Why do so many riders suffer from back pain? Do we have to accept it as an inevitable consequence of the sport we love? Or are there logical steps to avoid or curb it that we should be taking, beyond gulping down ibuprofen and taking a hot bath?
Seven back problems that commonly affect riders
- Musculoligamentous strain: injury of the lumbar spine’s soft tissue – the muscles, nerves, ligaments, tendons and blood vessels – commonly called back strain.
- Slipped, herniated or prolapsed disc: when an injured or degenerated disc protrudes against adjacent nerve tissue.
- Lumbar spondylosis: general wear and tear of the lower spine, resulting in narrowed spaces between the discs.
- Spondylolysis: a stress fracture in the bony ring of the spinal column, which can lead to…
- Spondylolisthesis: if the crack extends to allow one vertebra to slip over another.
- Degenerative disc disease: a gradual wearing away of the gel-like, shock-absorbing discs.
- Sciatica: pain caused by irritation or compression of the sciatic nerve.

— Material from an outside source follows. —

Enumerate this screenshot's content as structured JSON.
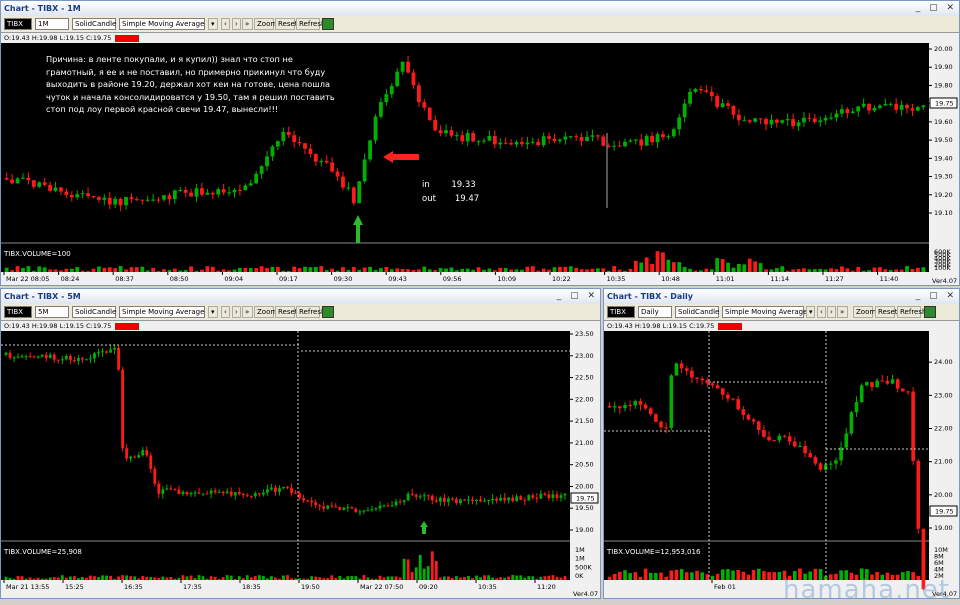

Top tips for a healthy back
- Try to sweep or muck out with the broom/fork in alternate hands, to minimise asymmetrical activity.
- Ask a qualified saddler for an assessment. Saddles are often bought to fit the horse, not the rider.
- Try Pilates or Swiss ball exercises, as good core control will reduce pressure on the spine.
- If back pain strikes, consult your GP and a chartered physiotherapist or a registered osteopath or chiropractor – preferably someone who specialises in backs and understands the biomechanics of riding.
- Book regular treatments to maintain back health.
- Strive to correct a young horse’s innate crookedness before you pick up some of your own.
- Learn to use your lower back properly with plenty of lunge work.
- Avoid a horse that is naturally “hard to sit to” if you have a history of back pain.